Newhouse: As Out of Touch as Ever
I'm unsure how to feel about Syracuse University's S.I. Newhouse School of Public Communications (full disclosure: my grad school alma mater) recent foray into the realm of media awards.
According to Dean David Rubin on MediaBistro.com, the school's newly created Mirror Awards will "highlight the best media coverage of media … The idea is to hold up a mirror to the media and honor it that way."
Hey, that's great. Coming from someone who is not, and financially cannot, make a living doing the very thing she begged, borrowed and practically stole to be able to do — journalism — thanks to the bullshit surrounding the biz, I'm all for it.
From media consolidation to rampant ethical violations run amok, there needs to be a mirror.
I'm just not sure Newhouse is the place to be handing out the accolades.
Or perhaps not Rubin, the man who gave the least compelling commencement speech I unfortunately was forced to witness.
Imagine if you will:
Students from one of the country's preeminent journalism schools were thrust, trial by fire'like, into the fray in the months following Sept. 11.

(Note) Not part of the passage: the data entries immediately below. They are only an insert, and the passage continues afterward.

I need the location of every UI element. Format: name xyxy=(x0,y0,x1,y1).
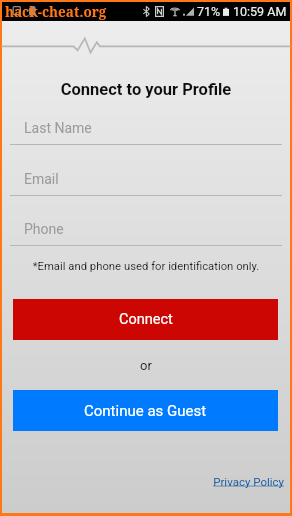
staticText: hack-cheat.org xyxy=(5,3,107,21)
staticText: *Email and phone used for identification… xyxy=(2,260,290,273)
staticText: Last Name xyxy=(24,120,92,136)
button[interactable]: Email xyxy=(2,164,290,196)
staticText: Continue as Guest xyxy=(84,402,207,420)
button[interactable]: Last Name xyxy=(2,113,290,145)
staticText: Email xyxy=(24,171,59,187)
staticText: or xyxy=(2,358,290,373)
staticText: Connect to your Profile xyxy=(2,80,290,99)
staticText: 10:59 AM xyxy=(233,4,287,19)
button[interactable]: Connect xyxy=(13,299,278,340)
staticText: Connect xyxy=(119,311,173,328)
button[interactable]: Phone xyxy=(2,214,290,246)
staticText: 71% xyxy=(197,4,221,19)
button[interactable]: Continue as Guest xyxy=(13,390,278,431)
staticText: Phone xyxy=(24,221,64,237)
button[interactable]: Privacy Policy xyxy=(2,475,284,488)
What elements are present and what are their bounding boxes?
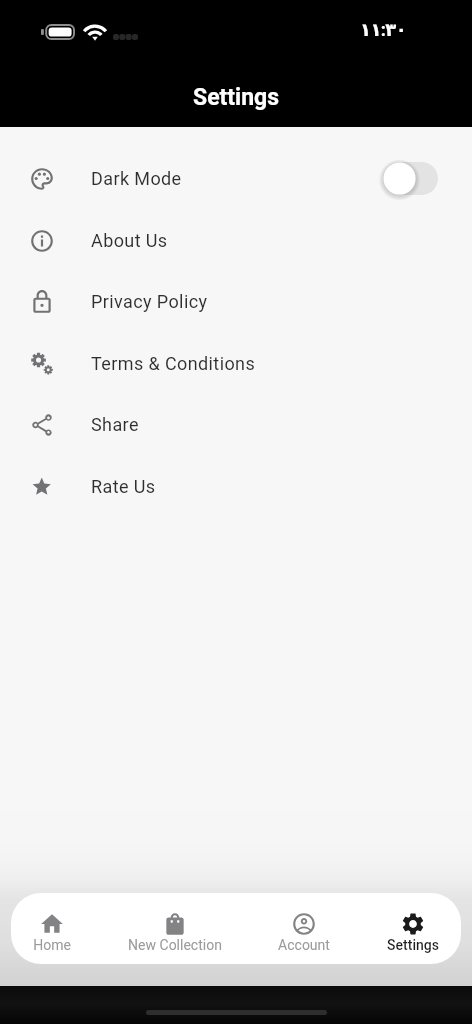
staticText: Settings <box>387 937 439 953</box>
button[interactable]: Share <box>0 394 472 455</box>
staticText: Home <box>33 937 71 953</box>
staticText: About Us <box>91 230 168 251</box>
button[interactable]: Dark mode toggle <box>383 162 438 195</box>
staticText: Dark Mode <box>91 168 182 189</box>
staticText: Privacy Policy <box>91 291 208 312</box>
staticText: Share <box>91 414 139 435</box>
staticText: Settings <box>193 84 280 111</box>
button[interactable]: Settings <box>387 893 439 964</box>
staticText: New Collection <box>128 937 222 953</box>
button[interactable]: Terms & Conditions <box>0 333 472 394</box>
button[interactable]: About Us <box>0 210 472 271</box>
button[interactable]: Dark Mode <box>0 148 472 209</box>
staticText: ١١:٣٠ <box>360 19 407 40</box>
staticText: Terms & Conditions <box>91 353 256 374</box>
button[interactable]: Account <box>278 893 330 964</box>
button[interactable]: Rate Us <box>0 456 472 517</box>
staticText: Account <box>278 937 330 953</box>
button[interactable]: Privacy Policy <box>0 271 472 332</box>
button[interactable]: Home <box>33 893 71 964</box>
button[interactable]: New Collection <box>128 893 222 964</box>
staticText: Rate Us <box>91 476 156 497</box>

The reality of the job, and its inherent risks and responsibilities, became crystal clear that day, and every day for the rest of the semester. The reality of what happened, and the enormous task for those charged with putting it down for everyone to understand, sank in the second we watched the first tower go. None of us would ever be the same.
There was no escaping it, no getting back to life — we were in j-school, where current events are life. We saw the world, and the field we had yet to break into, change before our eyes. The future was tumultuous and uncertain, but we were there, learning to be a part of it.
With this as our educational backdrop, we sat in mid-2002 in the Carrier Dome clad in those ridiculous square hats, ready to take on the world.
So what words of infinite wisdom did Rubin choose to impart to us on that beautiful spring day?
None. His words were not for us but our parents, asking them not to be too upset about the thousands of dollars they'd shelled out for their progeny's education, because it's a good school with a good name and it will all work out in the end.
Really. No seriously. I'm not kidding…
Thousands of dollars, countless hours of lost sleep, two bouts of bronchitis, weeks of lectures, Kaplan's sadistic law class and Ward's meandering ethics class, several thousand cups of coffee and just as many AP Style Book quizzes later I found myself sitting, dumbstruck, wondering what fucking relevance this had to me. And then I realized: none.
With his eye on the checkbook and completely out of touch with the lives lived just under his carpeted office day in and day out, he — like media companies of today — pandered to the bottom line.
And Rube's at it again, proving just how outrageously out of touch he is with the very industry he gets paid to, purportedly, understand:
mediabistro.com : What types of media do you consume daily?
Rubin : The New York Times, in print, The Wall Street Journal, in print and online, Syracuse Post Standard, NPR's Morning Edition and All Things Considered. If I get home in time I'll watch the CBS evening news — I'm warming up for Katie. Then later I watch MSNBC's Keith Olbermann — he's the best writer in broadcasting, very, very entertaining.
mediabistro.com : What about blogs?
Rubin : No. People will send me things and point me to them, but I just don't have enough time.
mediabistro.com : So no RSS feeds for you?
Rubin : No.
Well goody then. At least I don't have to worry about sending the dean's office into a tizzy. And, uh, Katie fucking Couric? I can't wait to see her take on the hard news of the day. "Massacre in Darfur, he he, Israel and Hezbollah still killling, tee he!"
Unfortunately, his reading list sums it up: old dinosaur media equivalent of a bran muffin and black coffee.
Yes, it's important to keep up on what these pubs are doing and saying, but if you're not looking beyond the Gray Lady and NPRs of the world at this point in the game, even just a little, you've already been left behind.
So, I'd nominate myself for a Mirror Award if it included criticism of the media peon making machine.
Alas, I can only look in from the outside as I slave on the dark side to make ends meet and pay the student loans Rubin was trying so hard to convince the parents were so important, and playing under the old guard's nose via RSS feed.